After another pause he put out a hand and touched hers.

“You saved my life.”

She couldn’t speak. The touch had been withdrawn at once. After a moment he said,

“I don’t seem to take it in yet. I’ve been a great trouble to everyone. They’ve all been so good to me. Will you tell them, and say I’m going to do my best? Everybody’s been so good.”

“Yes, I’ll tell them.”

He leaned back against the window jamb. She felt that he was relieved-that he had said something that was difficult to say and it had relieved him. She knew as well as if he had put it into words that what he had really said was, “You saved my life. I won’t throw it away.” The most terrible weight of all was lifted from her.

After a little he began to talk about Ronnie Street.

“I’ve told Ellie she can bring him here any time after the funeral. It won’t be too much for you, will it, if Mrs. Huggins comes in every day?”

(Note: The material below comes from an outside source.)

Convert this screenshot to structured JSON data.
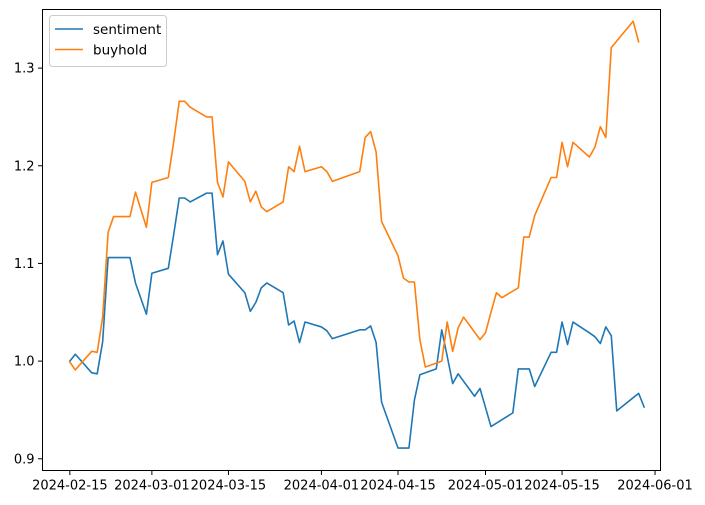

“No, it won’t be too much. She’s been coming the last few days.”

He rubbed his nose with the old familiar gesture.

“If you want more help, will you arrange about it? You and Ellie mustn’t do too much. Julia said you were doing too much. I want you to arrange about everything just as you used to… You won’t go away, Min?”

“Not if you want me.”

“I’ve always wanted you. I want you to take everything over. I don’t want those people who were coming, the butler and the two maids. Will you see about that-pay them something and say we’re making other arrangements? We don’t want strangers here just now. Only you and Ellie mustn’t do too much-I can’t have that.”

“I’ll see about everything, Jimmy. Connie Traill would come in for an hour or two in the morning if we wanted her. It might be a good thing-until Ronnie is on his feet again. It would give Ellie a rest.”